As in The Notebook, the story is framed by the recollections of an elderly person living in a care home, in this case the kindly, chatty Jacob Jankowski (Gregg Edelman), who was studying veterinary science decades earlier, in 1931, when a family tragedy impelled him to join the freaks, carnies, and animal abusers of the Benzini Brothers’ big-top show. The sleazy owner and ringmaster, August (Paul Alexander Nolan is so abrasive his voice could scrape the fur off one of his orangutans), introduces the newcomer, and the audience, to the secrets of the trade. For instance, Augie tricks the young Jacob (Grant Gustin) into putting his hand in the mouth of a lion, but the unfortunate cat’s teeth have been removed.
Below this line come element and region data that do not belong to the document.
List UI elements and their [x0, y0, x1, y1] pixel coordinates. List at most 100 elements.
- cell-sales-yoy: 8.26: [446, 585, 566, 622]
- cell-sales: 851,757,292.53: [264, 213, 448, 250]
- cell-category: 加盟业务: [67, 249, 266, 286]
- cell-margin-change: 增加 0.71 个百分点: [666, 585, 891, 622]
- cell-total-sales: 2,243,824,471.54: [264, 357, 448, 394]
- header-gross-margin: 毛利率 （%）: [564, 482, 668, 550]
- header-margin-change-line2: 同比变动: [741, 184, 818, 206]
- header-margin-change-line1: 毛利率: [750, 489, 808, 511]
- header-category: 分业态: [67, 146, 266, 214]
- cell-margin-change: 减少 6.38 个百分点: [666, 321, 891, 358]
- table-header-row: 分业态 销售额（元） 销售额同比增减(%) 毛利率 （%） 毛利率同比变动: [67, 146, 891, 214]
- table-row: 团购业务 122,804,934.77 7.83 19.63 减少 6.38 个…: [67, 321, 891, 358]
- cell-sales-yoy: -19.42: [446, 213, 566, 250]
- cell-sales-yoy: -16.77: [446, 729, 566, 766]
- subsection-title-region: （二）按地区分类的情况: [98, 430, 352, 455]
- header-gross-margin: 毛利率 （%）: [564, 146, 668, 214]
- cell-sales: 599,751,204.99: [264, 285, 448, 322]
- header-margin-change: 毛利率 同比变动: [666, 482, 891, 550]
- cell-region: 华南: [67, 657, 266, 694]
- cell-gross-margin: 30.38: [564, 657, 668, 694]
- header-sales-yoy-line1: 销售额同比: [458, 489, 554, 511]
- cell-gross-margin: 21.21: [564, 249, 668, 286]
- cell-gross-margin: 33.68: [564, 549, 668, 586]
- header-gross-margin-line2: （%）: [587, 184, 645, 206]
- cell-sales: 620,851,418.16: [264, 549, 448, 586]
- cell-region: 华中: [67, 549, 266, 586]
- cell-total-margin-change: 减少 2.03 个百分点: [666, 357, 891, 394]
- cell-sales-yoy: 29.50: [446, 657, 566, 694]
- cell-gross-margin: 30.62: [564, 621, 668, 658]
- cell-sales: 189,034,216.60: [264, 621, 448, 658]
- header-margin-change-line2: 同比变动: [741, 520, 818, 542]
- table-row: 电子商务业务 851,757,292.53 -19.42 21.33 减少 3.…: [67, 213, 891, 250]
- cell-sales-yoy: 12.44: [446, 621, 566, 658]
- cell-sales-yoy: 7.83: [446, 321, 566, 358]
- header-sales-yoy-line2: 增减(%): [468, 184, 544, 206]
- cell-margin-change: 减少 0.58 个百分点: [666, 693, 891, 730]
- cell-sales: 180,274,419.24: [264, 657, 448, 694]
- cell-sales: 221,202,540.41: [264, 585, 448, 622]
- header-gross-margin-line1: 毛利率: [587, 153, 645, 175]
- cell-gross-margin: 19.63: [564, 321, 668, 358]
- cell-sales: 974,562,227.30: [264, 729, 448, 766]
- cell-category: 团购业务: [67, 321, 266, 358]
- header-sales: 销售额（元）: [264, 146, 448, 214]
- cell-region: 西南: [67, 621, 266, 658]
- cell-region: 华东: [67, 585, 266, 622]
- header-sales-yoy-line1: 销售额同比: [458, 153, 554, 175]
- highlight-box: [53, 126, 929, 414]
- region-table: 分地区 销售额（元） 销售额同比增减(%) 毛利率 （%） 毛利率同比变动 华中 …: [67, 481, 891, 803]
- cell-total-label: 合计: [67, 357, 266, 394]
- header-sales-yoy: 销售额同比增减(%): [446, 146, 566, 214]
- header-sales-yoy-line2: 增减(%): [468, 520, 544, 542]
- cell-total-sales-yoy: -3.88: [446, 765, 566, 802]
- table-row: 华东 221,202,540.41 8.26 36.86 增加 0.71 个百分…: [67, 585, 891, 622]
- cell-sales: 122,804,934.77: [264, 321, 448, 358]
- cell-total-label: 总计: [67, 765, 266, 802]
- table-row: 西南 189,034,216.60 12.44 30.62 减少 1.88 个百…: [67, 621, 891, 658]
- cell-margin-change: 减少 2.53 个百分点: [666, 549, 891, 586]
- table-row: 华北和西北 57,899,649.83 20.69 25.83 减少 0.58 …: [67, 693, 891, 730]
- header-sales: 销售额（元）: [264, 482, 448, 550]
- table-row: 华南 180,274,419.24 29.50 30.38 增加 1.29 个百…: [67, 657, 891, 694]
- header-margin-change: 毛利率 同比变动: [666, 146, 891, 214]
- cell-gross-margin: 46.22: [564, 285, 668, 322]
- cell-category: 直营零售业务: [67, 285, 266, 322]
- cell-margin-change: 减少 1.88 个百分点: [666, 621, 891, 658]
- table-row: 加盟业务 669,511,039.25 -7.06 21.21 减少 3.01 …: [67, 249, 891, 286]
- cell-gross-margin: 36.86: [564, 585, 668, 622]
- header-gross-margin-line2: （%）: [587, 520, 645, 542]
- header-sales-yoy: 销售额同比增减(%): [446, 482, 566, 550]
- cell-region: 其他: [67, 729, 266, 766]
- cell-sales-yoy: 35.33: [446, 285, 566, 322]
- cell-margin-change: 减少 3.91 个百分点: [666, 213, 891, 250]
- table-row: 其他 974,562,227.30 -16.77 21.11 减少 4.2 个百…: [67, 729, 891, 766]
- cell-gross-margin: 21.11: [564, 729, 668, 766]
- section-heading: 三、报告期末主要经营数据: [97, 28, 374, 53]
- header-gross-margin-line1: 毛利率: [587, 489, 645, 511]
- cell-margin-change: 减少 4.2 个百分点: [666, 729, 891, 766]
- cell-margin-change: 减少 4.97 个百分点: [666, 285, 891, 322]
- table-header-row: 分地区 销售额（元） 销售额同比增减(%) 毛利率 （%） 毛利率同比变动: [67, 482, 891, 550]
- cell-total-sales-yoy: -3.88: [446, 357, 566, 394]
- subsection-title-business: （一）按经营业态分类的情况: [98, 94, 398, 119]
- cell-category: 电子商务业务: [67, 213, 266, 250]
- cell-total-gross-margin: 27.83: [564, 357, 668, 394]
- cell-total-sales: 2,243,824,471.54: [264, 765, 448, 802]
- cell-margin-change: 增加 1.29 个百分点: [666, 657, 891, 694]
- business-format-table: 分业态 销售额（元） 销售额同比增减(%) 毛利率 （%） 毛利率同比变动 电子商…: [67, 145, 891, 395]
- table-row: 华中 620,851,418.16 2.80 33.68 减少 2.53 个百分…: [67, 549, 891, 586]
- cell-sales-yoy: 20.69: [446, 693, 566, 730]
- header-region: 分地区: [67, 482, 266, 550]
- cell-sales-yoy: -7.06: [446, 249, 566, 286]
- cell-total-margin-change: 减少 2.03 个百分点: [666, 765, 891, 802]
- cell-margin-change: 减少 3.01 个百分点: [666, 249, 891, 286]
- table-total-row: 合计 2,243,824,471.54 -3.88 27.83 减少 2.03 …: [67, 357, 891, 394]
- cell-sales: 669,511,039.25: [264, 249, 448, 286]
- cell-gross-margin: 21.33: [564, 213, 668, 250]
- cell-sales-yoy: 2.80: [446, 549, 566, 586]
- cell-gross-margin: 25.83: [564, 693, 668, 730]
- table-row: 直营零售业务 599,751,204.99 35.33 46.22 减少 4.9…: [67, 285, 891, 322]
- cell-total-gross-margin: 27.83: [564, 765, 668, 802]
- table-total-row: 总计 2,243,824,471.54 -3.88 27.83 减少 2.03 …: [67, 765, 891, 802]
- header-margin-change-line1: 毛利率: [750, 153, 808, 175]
The book, by Rick Elice, occasionally interjects some jolly carnival jargon, but mainly the story is a tediously slow-developing love triangle in which the two men (one generous and loving, the other cynical and heartless) tangle for the affections of Augie’s wife, the pretty but tiresomely bland circus performer Marlena (Isabelle McCalla). In a contrived climax, a stampede is triggered by a circus worker. But since no one we care about is killed, and the event merely brings an end to a shady business, it has no value except as spectacle. As directed by Jessica Stone, the actors play it as an earnest variant of a lighthearted toddlers’ game (Lights on! Lights out! Hey, everyone moved while we couldn’t see them!). Like every other attempt at generating awe, the scene is a yawn. In short, the show consists of nonentities drifting through a bare excuse for a plot sprinkled with dire musical numbers (credited to a seven-man indie rock band cum theater group called PigPen Theatre Co.). Any critic who steers unsuspecting ticket buyers to Water for Elephants should be sentenced to five years of reviewing cruise-ship entertainment.